Uniknya becak motor ala Balige membuat saya menganga. Angkutan umum yang unik ini memang beda!
Becak motor atau bentor adalah salah satu transportasi umum yang mudah kamu temukan menggilas jalanan di Sumatera Utara. Satu hal yang menarik perhatian di sepanjang jalan dari Medan menuju Balige, saya menemukan bahwa setiap kota punya kekhasannya masing-masing soal bentor ini.
Di kota Balige, bentuk bentornya agak lebih unik dibanding kota-kota lainnya. Bentor di Balige ini menggunakan skuter vespa lawas yang tampak gak terawat dan termakan usia, plus gondola yang sama kondisinya.
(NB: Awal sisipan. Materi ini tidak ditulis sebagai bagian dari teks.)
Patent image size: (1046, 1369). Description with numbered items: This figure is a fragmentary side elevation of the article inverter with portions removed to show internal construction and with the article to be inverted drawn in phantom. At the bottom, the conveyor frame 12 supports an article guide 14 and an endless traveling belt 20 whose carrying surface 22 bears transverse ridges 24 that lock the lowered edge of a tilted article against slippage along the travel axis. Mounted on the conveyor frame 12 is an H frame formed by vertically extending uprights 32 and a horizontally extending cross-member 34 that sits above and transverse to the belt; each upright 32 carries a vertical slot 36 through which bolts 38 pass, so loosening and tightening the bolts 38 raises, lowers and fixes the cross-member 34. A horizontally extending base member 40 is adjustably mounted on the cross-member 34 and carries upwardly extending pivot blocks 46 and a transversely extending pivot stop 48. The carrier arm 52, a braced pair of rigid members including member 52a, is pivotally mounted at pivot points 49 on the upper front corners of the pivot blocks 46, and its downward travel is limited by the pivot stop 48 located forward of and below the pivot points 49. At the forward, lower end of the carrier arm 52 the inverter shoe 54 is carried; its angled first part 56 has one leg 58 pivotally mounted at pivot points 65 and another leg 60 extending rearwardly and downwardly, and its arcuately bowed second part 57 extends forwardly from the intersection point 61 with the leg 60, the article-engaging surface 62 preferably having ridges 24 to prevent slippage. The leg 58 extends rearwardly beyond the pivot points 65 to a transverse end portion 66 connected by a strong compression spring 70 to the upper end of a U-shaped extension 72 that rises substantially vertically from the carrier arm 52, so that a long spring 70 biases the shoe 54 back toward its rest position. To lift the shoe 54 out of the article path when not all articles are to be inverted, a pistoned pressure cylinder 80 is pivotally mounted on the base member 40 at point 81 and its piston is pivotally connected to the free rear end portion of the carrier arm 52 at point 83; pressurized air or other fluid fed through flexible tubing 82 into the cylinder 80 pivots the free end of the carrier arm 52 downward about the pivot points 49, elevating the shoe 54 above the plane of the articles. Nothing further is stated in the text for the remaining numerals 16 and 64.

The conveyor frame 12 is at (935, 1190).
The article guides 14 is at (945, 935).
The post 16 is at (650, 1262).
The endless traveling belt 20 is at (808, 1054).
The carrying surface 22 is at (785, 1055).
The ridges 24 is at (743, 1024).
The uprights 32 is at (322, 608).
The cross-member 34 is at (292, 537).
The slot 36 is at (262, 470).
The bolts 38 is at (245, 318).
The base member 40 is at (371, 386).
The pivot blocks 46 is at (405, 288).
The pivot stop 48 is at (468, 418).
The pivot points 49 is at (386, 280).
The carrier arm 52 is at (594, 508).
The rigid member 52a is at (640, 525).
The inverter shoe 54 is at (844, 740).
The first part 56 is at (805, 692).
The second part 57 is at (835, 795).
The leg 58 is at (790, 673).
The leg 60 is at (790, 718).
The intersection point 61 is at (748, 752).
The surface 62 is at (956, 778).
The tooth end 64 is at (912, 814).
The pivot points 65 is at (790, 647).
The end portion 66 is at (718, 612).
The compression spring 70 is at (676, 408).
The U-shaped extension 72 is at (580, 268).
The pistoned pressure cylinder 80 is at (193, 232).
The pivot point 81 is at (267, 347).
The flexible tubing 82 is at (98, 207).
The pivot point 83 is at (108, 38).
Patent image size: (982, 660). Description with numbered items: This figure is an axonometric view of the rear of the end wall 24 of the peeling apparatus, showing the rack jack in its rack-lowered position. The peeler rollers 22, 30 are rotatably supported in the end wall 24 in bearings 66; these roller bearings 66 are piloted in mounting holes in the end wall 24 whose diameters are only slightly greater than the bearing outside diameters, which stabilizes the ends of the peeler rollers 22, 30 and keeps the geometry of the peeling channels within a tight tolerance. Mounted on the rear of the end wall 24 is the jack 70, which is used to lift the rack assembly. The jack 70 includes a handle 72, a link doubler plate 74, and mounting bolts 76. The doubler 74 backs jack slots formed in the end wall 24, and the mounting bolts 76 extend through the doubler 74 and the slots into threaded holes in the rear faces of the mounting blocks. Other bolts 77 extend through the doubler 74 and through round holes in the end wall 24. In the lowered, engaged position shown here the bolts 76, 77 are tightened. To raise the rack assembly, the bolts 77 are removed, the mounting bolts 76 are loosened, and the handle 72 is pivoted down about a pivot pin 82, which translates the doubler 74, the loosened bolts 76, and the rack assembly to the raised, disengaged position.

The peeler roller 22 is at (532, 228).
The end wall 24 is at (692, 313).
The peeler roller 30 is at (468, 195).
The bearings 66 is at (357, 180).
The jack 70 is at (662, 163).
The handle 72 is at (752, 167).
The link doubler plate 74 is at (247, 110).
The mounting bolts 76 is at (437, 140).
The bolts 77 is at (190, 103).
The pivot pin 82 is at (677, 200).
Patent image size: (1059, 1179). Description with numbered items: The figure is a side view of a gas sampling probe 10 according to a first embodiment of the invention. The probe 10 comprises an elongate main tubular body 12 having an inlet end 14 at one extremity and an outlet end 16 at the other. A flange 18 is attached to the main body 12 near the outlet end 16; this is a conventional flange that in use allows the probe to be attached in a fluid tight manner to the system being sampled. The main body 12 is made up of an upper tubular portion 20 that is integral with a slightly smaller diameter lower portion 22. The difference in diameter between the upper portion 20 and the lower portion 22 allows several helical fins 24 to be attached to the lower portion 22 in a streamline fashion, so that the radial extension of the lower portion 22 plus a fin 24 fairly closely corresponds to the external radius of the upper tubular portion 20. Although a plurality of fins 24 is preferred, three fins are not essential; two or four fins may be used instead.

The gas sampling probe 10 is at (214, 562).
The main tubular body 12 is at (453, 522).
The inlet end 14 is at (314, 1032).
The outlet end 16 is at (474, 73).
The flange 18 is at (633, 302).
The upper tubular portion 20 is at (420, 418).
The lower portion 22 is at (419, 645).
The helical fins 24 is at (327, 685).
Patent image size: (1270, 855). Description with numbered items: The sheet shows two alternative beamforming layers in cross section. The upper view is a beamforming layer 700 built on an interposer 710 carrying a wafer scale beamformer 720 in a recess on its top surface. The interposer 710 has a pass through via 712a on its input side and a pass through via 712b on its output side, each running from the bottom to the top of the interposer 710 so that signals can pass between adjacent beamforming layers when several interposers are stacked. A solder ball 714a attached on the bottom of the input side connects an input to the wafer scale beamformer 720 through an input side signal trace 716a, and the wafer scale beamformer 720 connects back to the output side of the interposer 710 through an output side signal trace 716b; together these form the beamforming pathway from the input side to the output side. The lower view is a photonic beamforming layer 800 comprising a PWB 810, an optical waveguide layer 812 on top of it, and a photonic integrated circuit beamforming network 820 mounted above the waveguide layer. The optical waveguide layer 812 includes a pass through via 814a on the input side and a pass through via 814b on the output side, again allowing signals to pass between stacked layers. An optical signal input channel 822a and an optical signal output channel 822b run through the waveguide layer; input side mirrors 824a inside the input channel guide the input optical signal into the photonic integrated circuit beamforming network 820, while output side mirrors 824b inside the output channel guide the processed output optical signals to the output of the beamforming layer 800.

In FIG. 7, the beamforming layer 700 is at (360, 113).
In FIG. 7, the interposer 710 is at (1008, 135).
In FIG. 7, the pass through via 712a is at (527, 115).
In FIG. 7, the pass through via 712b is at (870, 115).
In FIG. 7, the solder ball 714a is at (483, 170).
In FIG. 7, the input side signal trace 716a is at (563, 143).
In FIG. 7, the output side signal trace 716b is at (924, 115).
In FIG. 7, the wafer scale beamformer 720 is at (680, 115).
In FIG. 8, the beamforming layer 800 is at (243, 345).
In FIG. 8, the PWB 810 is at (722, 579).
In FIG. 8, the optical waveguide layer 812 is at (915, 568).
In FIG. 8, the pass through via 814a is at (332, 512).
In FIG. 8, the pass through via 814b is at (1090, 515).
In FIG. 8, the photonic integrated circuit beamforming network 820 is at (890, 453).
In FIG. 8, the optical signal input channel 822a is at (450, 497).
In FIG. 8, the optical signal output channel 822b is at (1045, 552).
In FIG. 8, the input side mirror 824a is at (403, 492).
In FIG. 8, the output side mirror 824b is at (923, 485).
Meski begitu, bentor-bentor, ini sanggup melibas medan perbukitan yang naik turun di Balige. Hmm, mungkin kalau bodinya dirawat dengan baik, angkutan ini bakal jadi alat transportasi umum paling keren di Indonesia!
Kami pun mampir ke Museum Batak TB Silalahi Center, untuk mempelajari lebih jauh tentang sejarah dan budaya Batak
Usai menyantap sarapan berupa mie gomak dan teh manis hangat, kami beranjak menuju T.B. Silalahi Center. Ini bukan toko besi atau toko buku Silalahi lho, melainkan nama seorang tokoh nasional Republik Indonesia. T.B. Silalahi Center adalah museum jejak langkah yang berisikan koleksi pribadi T.B. Silalahi yang sarat dengan nilai sejarah dalam hidup beliau. Kamu bisa menemukan beragam koleksi yang menceritakan perjalanan hidup seorang T.B.Silalahi.
Tak cuma museum jejak langkah dan sejarah T.B. Silalahi, di kompleks yang sama terdapat juga Museum Batak. Di sini, kamu bisa memperkaya wawasanmu tentang sejarah dan budaya suku Batak lewat koleksi-koleksi sejarah, pernak-pernik adat, serta diorama. Kalau kamu suka sejarah dan budaya, kamu pasti bakal betah melihat-lihat koleksi museum ini.
Siang sudah di atas kepala. Ini saatnya menjamahi pemandangan Danau Toba dari Bukit Tarabunga, bukit tertinggi menuju surga
Muter-muter di Museum Batak ternyata bikin haus. Kami memutuskan minum-minum dulu sebelum cabut ke checkpoint berikutnya: Bukit Tarabunga. Nah, kalau kamu mencari spot paling asyik untuk memandang Danau Toba di Balige, di sinilah tempatnya. Dari atas bukit ini, kamu bisa menikmati eloknya panorama Danau Toba menghampar 180 derajat dibawah kakimu.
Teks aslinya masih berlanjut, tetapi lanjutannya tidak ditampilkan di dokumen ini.